I brought a double set from .3 to 3 camalot, plus a couple smaller cams and a #4 and #5.
By Ben Kiessel
Jan 23, 2013

OK I was a little confused before and now I'm really confused.

Here is what I know...
-In DR4 it says that Pounding Herradurra faces SW (which faces away from the road), while the corner that in the picture in DR4 that Jeremy and I climbed faces NE.
-There is no bolt on the NE corner route and no anchor on top of the corner.
-The only rappel anchor that we found on the summit was on a route that faced SW and had a bolt down low. (sorry if it was unclear, but we rappelled from an anchor down the SW side)

James we need some help here.
By Ben Kiessel
Jan 23, 2013

Well I can tell you that there were carabiners that were spray painted blue on the anchor.
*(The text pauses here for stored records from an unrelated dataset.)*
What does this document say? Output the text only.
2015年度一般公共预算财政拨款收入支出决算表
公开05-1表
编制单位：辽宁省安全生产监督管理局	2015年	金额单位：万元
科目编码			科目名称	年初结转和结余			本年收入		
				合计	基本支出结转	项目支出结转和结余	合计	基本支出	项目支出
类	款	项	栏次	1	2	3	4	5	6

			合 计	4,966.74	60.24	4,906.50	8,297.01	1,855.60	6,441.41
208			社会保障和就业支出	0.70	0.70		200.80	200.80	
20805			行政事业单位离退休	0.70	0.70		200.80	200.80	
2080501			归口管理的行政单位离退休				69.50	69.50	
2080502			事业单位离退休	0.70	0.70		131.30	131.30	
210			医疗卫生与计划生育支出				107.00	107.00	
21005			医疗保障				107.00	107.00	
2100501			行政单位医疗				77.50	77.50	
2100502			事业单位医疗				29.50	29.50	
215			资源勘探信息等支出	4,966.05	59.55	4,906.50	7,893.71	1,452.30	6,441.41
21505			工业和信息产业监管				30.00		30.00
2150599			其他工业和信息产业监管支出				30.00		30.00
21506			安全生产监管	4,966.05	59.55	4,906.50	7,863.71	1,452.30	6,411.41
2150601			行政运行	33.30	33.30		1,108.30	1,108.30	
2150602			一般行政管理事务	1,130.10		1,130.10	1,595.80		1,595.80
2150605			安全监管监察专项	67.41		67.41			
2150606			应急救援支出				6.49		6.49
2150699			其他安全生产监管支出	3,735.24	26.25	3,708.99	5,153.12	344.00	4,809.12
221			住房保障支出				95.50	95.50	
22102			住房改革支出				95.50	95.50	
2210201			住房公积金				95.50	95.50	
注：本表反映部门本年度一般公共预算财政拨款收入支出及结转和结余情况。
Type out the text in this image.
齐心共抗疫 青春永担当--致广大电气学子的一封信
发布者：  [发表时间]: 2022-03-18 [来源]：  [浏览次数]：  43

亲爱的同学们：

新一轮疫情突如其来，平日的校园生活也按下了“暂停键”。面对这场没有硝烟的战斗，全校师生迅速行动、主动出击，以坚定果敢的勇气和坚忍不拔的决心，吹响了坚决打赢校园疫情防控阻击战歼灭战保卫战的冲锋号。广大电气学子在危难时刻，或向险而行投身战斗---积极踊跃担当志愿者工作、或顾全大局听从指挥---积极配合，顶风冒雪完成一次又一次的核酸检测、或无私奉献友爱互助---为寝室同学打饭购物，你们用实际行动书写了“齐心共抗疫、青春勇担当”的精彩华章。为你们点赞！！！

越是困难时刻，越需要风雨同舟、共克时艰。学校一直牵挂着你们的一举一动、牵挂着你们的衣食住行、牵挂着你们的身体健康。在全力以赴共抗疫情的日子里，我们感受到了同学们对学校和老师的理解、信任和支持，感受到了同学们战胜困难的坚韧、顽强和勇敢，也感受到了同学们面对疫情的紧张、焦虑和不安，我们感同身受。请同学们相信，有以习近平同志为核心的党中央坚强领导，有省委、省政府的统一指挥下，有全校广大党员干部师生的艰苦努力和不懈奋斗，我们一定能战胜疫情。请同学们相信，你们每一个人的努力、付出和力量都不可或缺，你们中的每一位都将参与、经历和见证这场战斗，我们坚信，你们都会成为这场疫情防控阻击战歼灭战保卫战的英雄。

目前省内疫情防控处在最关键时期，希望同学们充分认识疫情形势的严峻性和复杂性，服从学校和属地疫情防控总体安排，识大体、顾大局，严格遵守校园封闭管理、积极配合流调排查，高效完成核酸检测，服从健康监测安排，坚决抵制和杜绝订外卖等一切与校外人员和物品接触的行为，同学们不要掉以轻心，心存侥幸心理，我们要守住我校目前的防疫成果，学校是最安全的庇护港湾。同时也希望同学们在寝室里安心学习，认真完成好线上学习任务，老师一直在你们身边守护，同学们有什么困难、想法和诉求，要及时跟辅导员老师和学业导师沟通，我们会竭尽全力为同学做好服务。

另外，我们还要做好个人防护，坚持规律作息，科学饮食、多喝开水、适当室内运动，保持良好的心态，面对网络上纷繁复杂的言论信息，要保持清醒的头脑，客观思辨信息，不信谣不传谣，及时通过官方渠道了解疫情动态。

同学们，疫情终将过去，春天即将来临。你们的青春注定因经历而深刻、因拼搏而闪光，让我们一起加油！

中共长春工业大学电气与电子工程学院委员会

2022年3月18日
A usually think of those as yours.
By James Garrett
Jan 23, 2013

Sorry about the confusion!
First of all, I love the Mascot on top....way cool. We need more of that kind of stuff on desert tower tops.
As for Hx of the route, Christopher W Donharl (aka The Harl-19yo at the time!) and I had spent quite a bit of the January 2000 there in Valley Of The Gods while on the road trip of road trips on our way to El Potrero (where we had pounded more than a little of the Herradura, btw). In March, he decided to stay on longer and I returned to the roadside chunk of rock that looked like an Anvil on the way back home. The route I chose and the line I had previously scoped was visible from the roadside. It also seemed to be the better quality rock and to be the line of least resistance.

The report to Eric may have been incorrect as to orientation, but I believe it is correctly shown as per location (it looks like the line to me?) on page 361 of DR IV.

The two-bolt rappel station pointed to by Jeremy in the photo of the Anvil also looks familiar. Apparently, Jeremy and Ben also found the bolt low down which I used to self belay.

Finally, this tiny tower hardly deserves all the attention that Jeremy and Ben's other more impressive Utah desert accomplishments should, but hearing or reading about the accurate historical record is always entertaining for me! Appreciate the story!
If the route you guys did was on the other side of where the belay bolt and rap station is, then please re-submit it into the data....because it would imply a new line indeed.

By Emily Reinsel
Nov 12, 2016

We climbed the line on the NE side, as shown in Ben's photo, which I gather is not Pounding Herradura. In any case, I wouldn't recommend this line to anyone. The decomposing crack was the worst rock I have climbed in the VOG yet. Yikes. If anyone is still inclined to make a summit bid, you can make a decent anchor using hand sized pieces in a decomposing stack of choss.